Hakuchi subtly envelops us spectators, making us feel we are slowly succumbing to a strange, steady snowfall. It is a film of white and grays and soft, diffuse light—a relatively unaffected, discreet visual style not at all like the turbulent, more stylized manner, with its deep contrasts of black and white and brilliant sunlight, in Kurosawa’s swooningly noirish Stray Dog (1949) and medieval Rashômon. In such a film, it is fitting that Taeko’s stabbing death happens offscreen. We aren’t even shown her corpse—ironic counterpoint to the degree to which Taeko took hold of Akama’s senses and, finally, directs him to his doom. This he shares with Kameda, and the moments of fraternal intimacy between two men who began as strangers and now will die together, huddled in a freezing shack, close the book on the film’s opening shots on the steamer. On one level, Akama is striking out at his perceived rival for Taeko’s affections; on another, after committing murder, he is hoping to bury himself in Kameda’s purity and natural nobility. He is hoping for redemption.

Toshio Ubukata’s cinematography, abetted by Akio Tamura’s contributions to the lighting of the film, helps Kurosawa create visual magic, as do So Matsuyama’s superlative production design, the sets by Genzo Komiya and Shohei Sekine, and the set decoration by Ushitaro Shimada. Another decisive contributor to the sheer beauty and haunting quality of the film is the music by Fumio Hayasaka.

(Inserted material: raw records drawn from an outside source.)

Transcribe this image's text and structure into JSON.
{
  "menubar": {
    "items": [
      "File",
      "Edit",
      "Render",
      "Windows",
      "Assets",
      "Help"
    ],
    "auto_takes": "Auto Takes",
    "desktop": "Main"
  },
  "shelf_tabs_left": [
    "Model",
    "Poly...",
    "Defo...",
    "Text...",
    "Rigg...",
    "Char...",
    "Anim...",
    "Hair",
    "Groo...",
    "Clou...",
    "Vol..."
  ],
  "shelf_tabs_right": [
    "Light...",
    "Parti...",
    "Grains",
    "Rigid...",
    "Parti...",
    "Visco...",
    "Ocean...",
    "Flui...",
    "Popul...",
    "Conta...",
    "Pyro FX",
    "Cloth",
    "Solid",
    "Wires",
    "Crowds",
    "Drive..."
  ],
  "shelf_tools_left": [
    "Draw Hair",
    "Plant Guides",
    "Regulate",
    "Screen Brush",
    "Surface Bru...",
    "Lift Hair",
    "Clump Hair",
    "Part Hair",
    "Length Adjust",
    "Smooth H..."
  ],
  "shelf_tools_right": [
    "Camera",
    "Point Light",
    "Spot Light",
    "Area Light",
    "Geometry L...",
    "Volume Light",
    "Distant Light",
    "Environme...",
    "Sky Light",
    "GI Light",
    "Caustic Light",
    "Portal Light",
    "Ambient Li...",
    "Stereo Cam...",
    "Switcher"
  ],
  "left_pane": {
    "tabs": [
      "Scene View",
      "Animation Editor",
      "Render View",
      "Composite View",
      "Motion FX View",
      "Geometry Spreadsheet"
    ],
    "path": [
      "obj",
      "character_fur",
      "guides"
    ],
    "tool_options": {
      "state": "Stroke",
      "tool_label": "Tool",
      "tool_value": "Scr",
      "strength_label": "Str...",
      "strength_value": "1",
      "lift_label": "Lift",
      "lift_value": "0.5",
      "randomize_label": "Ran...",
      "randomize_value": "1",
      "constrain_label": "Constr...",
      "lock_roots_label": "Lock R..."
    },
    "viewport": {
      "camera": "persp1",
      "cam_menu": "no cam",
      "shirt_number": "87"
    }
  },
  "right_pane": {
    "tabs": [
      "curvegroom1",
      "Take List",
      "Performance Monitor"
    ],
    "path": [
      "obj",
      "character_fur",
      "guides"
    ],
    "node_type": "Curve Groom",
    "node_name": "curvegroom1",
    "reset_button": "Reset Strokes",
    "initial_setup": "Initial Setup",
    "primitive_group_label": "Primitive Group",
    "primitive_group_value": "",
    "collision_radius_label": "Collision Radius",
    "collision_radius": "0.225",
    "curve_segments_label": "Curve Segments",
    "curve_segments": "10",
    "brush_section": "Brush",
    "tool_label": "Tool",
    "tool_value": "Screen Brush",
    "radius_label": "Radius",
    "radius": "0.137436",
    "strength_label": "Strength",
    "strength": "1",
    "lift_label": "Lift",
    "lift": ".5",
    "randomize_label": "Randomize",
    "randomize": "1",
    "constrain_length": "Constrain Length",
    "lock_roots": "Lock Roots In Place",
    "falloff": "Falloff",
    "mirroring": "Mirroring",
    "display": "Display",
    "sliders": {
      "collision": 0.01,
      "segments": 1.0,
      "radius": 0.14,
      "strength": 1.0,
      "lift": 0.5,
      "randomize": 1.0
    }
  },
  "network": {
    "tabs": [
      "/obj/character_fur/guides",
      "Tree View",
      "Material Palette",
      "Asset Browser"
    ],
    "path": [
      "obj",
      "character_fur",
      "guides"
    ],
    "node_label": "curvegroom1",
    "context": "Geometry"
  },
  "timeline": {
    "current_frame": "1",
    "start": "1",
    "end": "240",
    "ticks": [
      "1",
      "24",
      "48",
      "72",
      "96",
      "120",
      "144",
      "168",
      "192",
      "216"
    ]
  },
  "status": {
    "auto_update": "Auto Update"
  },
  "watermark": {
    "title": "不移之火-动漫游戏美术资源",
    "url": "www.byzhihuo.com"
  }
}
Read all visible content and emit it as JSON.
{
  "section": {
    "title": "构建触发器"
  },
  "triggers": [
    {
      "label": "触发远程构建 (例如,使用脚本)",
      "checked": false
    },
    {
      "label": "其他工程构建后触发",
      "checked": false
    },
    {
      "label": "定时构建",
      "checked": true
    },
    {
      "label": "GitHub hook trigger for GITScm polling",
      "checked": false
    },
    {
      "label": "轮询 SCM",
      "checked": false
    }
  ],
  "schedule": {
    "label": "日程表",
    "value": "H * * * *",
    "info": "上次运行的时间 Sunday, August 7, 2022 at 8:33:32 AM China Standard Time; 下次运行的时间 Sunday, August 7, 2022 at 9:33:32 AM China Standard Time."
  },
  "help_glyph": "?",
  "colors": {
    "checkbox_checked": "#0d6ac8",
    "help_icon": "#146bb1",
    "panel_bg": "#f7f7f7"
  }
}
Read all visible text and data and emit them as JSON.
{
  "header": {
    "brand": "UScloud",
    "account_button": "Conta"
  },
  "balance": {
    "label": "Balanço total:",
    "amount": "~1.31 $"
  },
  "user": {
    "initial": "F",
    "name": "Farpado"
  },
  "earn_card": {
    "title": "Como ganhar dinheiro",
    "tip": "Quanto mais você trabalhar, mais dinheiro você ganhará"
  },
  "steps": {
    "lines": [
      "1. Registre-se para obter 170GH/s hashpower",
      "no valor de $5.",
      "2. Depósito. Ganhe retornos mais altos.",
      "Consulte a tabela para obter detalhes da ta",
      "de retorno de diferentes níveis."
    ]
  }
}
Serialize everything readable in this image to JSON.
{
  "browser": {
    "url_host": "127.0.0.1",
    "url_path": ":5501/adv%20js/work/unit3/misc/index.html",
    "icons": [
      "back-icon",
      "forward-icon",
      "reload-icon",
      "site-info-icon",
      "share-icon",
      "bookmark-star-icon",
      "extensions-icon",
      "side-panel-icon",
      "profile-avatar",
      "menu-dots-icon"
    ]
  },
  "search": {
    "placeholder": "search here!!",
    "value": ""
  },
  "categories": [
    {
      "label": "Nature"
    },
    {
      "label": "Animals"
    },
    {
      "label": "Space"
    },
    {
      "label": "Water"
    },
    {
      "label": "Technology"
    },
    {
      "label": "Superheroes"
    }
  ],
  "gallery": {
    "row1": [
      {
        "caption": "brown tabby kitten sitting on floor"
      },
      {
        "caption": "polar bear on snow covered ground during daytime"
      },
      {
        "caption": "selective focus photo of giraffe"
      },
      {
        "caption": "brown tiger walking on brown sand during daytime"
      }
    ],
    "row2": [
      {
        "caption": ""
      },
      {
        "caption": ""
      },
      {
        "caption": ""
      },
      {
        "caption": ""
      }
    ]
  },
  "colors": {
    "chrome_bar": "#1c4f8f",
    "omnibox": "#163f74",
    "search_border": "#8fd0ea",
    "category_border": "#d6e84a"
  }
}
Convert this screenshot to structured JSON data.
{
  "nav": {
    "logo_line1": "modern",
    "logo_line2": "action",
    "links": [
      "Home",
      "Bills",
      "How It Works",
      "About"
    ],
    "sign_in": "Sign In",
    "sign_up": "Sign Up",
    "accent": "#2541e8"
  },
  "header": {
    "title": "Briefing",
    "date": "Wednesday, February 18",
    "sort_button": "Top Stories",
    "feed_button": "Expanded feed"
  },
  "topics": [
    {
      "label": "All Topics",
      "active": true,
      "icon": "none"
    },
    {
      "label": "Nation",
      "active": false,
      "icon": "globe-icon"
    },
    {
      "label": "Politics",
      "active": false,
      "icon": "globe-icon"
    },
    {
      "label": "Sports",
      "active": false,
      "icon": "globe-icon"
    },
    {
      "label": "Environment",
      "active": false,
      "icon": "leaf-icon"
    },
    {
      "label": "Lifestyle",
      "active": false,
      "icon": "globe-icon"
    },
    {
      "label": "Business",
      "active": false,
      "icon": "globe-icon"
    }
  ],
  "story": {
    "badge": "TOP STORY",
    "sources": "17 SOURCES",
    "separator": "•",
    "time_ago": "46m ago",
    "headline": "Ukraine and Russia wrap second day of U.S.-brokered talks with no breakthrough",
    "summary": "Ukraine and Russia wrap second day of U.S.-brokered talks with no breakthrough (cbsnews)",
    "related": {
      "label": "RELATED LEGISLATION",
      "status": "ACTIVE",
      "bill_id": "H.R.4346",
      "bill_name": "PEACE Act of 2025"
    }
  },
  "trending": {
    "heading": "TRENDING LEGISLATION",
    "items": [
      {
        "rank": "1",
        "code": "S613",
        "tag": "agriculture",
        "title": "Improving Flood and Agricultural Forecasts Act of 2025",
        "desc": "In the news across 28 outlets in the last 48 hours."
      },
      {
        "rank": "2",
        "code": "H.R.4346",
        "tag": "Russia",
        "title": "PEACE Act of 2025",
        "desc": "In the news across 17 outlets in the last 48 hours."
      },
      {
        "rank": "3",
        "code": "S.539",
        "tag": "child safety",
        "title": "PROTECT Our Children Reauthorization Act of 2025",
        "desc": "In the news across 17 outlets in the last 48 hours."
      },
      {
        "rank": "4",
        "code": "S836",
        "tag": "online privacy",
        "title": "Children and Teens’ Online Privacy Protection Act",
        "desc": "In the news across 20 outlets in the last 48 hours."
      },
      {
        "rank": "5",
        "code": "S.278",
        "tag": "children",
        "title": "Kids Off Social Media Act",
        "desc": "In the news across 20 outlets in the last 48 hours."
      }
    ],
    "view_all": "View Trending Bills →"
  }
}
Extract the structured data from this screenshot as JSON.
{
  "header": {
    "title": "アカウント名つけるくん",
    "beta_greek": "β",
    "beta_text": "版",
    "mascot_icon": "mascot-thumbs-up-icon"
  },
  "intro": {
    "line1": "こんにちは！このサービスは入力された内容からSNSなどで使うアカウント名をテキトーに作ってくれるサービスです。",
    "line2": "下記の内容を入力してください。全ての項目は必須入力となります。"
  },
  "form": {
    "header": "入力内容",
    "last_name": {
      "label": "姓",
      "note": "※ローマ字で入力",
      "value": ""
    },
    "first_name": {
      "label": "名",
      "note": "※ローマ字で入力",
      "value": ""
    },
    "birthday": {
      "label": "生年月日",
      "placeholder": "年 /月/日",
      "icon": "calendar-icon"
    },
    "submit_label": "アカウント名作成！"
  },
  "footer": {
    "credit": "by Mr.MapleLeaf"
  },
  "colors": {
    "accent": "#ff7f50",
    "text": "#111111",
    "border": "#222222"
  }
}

What about the acting? Masayuki Mori plays “the idiot”; this is the finest performance of his career. Gérard Philipe, doubtless, was an even greater Myshkin five years earlier in Georges Lampin’s film of The Idiot, which I haven’t seen, and Yevgeni Mironov is tremendous in the role, giving one of the dozen or so greatest performances I have seen, in the eight-hour version directed by Vladimir Bortko (2003). In the meantime, Mori is marvelously human, as much in our world as in some finer one. Toshirô Mifune is astounding as Akama; along with his Kikuchiyo in Seven Samurai, this is his greatest role. Chieko Higashiyama is shrewd and complex as Ayako’s mother, Satoko (in the novel, Elizaveta Prokofyevna Yepanchin). (I named Higashiyama 1951’s best supporting actress for her work here and in Yasujiro Ozu’s Early Summer.) Alas, I have my doubts about Setsuko Hara, whose cold, totemic, Joan Crawfordian Taeko seems the film’s one major weakness. Hara is, of course, a great actress (I named her best actress of 1949 in Ozu’s Late Spring, and best supporting actress of 1953 and 1961 in Ozu’s Tokyo Story and The End of Summer), and she certainly is entitled to give a bad performance every now and then. But why here?

Hara’s surprising inadequacy notwithstanding, Hakuchi—available on DVD, with English subtitles, from Hong Kong’s Panorama Entertainment—is something everyone should see. It captures the sweetness of the Prince and distills the inhospitality of life.